日本社会は民主制とか独裁とか関係なく存在しているように思うのだ。」
「でも、日本が覇権国になるとは思えません。」
「そうだ、日本は軍事力が足りない。だから覇権国になる条件を持ってない。
ただ、いくつかの国と共同して世界を指導する国になるのではないのかね。」
「世界の指導国ですか?」そう言われてもピンとこない。
「老人の戯言と笑われても構わない。しかし、私は日本に住み始めて、日本の良さに気付いたんだ。
物価が上がらず、賃金が上がらなくても生活に困らない。
一方、アメリカは賃金が上がっても、それ以上に物価が上がる。だから生活に困る人が多くなるんだ。
それが貧富の格差を作り、貧困層の不満を招き、社会不安になっている。サンフランシスコでは万引きが横行し、警察は取り締まれないほどだ。だから少額の万引きなら犯人を見逃す法律までできた。無法地帯に陥っていると言ってよい。実はこれ、最近になって起きたことではない。

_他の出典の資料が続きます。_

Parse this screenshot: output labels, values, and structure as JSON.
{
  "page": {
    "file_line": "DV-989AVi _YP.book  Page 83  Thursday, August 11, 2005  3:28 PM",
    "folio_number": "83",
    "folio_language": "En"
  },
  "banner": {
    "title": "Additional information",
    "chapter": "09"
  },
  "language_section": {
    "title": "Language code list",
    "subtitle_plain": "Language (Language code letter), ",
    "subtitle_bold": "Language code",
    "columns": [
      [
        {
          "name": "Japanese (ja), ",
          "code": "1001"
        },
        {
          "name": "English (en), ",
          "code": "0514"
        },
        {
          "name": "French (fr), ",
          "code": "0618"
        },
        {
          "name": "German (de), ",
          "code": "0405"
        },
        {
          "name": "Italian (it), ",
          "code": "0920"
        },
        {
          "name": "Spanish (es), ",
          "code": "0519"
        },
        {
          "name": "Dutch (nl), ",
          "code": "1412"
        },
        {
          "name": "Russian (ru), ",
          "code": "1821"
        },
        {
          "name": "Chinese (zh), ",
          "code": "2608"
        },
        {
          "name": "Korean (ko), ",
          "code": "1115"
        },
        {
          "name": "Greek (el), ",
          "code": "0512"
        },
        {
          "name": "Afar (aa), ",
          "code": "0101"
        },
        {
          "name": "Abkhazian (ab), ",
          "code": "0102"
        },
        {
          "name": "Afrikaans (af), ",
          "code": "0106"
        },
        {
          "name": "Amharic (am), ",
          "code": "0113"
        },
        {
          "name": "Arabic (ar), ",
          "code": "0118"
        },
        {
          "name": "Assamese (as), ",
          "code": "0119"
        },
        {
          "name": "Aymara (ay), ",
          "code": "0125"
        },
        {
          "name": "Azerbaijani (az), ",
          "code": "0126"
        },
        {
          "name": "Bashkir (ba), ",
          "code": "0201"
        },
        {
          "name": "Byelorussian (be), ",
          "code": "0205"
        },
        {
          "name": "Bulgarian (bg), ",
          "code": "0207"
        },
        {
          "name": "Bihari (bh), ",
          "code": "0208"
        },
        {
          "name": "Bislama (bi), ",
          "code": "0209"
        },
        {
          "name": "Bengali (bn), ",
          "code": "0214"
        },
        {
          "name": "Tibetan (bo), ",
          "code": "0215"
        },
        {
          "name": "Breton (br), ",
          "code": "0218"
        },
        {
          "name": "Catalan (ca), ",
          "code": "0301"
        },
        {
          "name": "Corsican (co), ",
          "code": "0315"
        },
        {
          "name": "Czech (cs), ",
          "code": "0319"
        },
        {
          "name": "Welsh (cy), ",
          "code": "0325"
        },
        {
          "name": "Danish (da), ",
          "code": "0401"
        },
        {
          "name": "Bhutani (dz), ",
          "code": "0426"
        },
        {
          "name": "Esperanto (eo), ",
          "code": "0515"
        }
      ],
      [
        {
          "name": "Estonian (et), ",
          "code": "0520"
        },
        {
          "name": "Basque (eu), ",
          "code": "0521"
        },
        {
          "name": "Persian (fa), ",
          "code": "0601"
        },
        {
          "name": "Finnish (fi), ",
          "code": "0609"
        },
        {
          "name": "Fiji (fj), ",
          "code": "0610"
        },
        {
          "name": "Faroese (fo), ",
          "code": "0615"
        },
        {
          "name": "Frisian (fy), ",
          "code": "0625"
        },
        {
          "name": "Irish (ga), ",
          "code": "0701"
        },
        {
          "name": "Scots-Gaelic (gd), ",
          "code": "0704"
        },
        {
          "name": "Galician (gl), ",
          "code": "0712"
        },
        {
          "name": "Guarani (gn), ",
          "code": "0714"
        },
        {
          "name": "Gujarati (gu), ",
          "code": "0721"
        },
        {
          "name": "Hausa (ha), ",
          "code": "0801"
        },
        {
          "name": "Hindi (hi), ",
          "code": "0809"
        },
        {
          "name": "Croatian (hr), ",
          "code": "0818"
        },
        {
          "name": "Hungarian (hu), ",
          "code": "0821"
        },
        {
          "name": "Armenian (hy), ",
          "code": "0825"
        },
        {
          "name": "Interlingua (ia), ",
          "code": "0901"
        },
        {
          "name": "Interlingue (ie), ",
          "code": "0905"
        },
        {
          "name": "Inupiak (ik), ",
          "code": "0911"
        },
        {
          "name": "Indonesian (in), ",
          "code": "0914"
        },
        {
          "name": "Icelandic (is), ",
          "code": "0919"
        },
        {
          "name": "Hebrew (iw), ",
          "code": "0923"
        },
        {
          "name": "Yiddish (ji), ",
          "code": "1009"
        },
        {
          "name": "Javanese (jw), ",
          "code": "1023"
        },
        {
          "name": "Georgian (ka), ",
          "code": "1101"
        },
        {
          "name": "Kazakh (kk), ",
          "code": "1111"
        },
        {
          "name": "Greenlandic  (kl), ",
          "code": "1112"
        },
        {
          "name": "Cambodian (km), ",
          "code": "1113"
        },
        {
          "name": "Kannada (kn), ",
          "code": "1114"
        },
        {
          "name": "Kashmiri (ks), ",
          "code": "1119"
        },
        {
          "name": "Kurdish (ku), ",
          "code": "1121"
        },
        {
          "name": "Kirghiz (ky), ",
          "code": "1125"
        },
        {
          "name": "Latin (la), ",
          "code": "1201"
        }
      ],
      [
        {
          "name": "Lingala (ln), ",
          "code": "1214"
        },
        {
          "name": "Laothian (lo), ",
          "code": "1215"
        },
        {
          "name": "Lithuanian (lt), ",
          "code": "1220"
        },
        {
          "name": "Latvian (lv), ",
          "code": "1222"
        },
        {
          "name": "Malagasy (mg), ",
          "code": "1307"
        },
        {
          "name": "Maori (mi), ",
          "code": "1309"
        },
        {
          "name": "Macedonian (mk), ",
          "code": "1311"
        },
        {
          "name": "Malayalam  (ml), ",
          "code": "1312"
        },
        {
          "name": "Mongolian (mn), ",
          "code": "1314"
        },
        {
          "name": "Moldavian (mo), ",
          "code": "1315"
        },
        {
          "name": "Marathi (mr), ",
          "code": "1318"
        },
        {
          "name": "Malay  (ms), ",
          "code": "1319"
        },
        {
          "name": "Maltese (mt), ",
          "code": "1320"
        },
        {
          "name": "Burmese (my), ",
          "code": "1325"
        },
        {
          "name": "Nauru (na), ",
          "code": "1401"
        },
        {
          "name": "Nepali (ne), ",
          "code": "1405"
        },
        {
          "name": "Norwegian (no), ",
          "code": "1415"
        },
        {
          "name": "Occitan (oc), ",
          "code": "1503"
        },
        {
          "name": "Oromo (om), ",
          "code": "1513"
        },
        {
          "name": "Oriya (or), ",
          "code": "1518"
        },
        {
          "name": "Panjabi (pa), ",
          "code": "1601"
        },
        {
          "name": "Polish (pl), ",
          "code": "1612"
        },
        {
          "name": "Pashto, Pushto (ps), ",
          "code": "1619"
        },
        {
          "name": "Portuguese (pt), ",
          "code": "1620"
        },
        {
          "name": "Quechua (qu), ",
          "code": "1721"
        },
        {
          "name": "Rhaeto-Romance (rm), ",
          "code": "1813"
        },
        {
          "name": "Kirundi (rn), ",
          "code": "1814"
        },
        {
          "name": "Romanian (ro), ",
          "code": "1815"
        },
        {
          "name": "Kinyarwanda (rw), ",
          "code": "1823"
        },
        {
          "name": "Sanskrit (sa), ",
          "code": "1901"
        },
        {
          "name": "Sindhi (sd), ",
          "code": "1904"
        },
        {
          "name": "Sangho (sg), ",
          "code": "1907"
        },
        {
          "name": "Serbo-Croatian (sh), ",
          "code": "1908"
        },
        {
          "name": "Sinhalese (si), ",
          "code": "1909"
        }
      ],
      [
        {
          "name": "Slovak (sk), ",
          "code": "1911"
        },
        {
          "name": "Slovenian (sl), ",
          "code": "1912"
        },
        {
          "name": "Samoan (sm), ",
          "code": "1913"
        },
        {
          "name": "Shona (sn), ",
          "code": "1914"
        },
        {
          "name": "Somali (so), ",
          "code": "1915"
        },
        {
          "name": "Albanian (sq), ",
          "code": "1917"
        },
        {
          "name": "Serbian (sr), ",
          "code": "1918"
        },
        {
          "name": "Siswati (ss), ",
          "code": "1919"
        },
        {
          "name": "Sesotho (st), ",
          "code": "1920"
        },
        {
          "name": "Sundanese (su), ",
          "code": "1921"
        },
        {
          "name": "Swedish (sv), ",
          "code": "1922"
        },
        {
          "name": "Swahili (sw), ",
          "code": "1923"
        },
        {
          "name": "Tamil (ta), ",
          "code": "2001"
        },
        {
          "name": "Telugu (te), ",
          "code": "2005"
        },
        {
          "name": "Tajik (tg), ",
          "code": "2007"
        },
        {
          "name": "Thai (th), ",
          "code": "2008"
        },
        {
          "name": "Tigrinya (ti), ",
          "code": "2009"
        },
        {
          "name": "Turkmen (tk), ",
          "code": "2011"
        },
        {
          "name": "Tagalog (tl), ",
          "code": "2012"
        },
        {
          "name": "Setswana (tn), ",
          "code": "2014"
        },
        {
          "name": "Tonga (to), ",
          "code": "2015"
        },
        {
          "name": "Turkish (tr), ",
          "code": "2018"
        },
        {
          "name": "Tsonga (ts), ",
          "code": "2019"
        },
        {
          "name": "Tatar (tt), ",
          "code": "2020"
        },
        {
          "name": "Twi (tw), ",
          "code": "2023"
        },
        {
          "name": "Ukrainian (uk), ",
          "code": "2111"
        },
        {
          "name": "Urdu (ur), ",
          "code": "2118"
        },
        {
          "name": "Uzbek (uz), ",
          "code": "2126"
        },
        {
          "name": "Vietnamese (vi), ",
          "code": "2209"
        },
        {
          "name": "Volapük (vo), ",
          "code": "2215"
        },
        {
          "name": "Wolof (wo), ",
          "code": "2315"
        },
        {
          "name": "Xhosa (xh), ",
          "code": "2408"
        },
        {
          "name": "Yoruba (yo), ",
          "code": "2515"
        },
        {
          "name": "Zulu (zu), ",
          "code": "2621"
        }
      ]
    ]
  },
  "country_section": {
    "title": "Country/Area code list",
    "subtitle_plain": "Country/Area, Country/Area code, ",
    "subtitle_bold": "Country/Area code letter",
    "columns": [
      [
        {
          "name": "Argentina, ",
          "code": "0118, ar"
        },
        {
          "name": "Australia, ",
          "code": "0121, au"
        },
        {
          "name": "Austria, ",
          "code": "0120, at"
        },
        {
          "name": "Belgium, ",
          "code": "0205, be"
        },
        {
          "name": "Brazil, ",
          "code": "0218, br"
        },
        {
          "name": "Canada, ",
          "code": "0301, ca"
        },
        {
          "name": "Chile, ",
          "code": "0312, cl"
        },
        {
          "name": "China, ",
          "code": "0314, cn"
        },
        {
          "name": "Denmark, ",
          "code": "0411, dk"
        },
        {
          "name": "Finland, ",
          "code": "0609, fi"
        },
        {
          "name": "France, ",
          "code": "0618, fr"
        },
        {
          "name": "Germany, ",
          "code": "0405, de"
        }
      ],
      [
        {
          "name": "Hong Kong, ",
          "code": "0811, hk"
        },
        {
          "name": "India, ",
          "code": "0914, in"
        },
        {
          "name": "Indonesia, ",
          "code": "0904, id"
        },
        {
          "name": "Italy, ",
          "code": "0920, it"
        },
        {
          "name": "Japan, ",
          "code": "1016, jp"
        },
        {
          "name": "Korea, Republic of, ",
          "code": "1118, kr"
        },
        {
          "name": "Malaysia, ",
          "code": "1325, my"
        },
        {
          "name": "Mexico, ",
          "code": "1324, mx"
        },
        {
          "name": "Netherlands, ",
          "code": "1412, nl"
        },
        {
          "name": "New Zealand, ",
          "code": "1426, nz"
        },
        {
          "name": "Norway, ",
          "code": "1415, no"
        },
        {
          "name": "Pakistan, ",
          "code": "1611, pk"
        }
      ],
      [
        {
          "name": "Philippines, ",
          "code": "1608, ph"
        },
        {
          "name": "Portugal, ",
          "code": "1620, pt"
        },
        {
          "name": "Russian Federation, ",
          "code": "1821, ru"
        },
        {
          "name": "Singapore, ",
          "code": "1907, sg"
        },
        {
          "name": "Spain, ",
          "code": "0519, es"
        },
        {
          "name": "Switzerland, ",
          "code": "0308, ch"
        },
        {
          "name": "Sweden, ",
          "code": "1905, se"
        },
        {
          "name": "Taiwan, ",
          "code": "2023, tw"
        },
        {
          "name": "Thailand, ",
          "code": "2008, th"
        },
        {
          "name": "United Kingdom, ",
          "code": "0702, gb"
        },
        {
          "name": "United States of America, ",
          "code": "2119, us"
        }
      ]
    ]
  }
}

いつの時代もアメリカはこのような犯罪を野放しにしてきた。禁酒法制定時のギャングが横行した時代、恐慌時に失業者が町に溢れた時代、ヒッピーが流行した時代、ベトナム戦争時の兵役拒否が広まった時代などいくつもの問題を抱えてきた。それがアメリカだ。」
また再びスミスは母国に嘆きだし始めた。
スミスが母国に悲観している時、アメリカの国防省の深部で一つの動きが始まっていた。
「アメリカの国防安全に問題ある人物を洗い出せ。その人物を排除せよ。」数人の幹部だけに知らされた。
巨大な歯車が動き出して、それが勇次の身に降りかかるのはしばらく時間がかかる。
一方その頃、勇次に直接、問題が起きていた。
「有名な医者が、何人もの女性と関係を持ち、多くの子供を作っている。その医師は大きな病院の院長をしており、有名な女優との間にも子供を作っている。」
明らかに勇次を指していることだった。
それがネットで出回り出していた。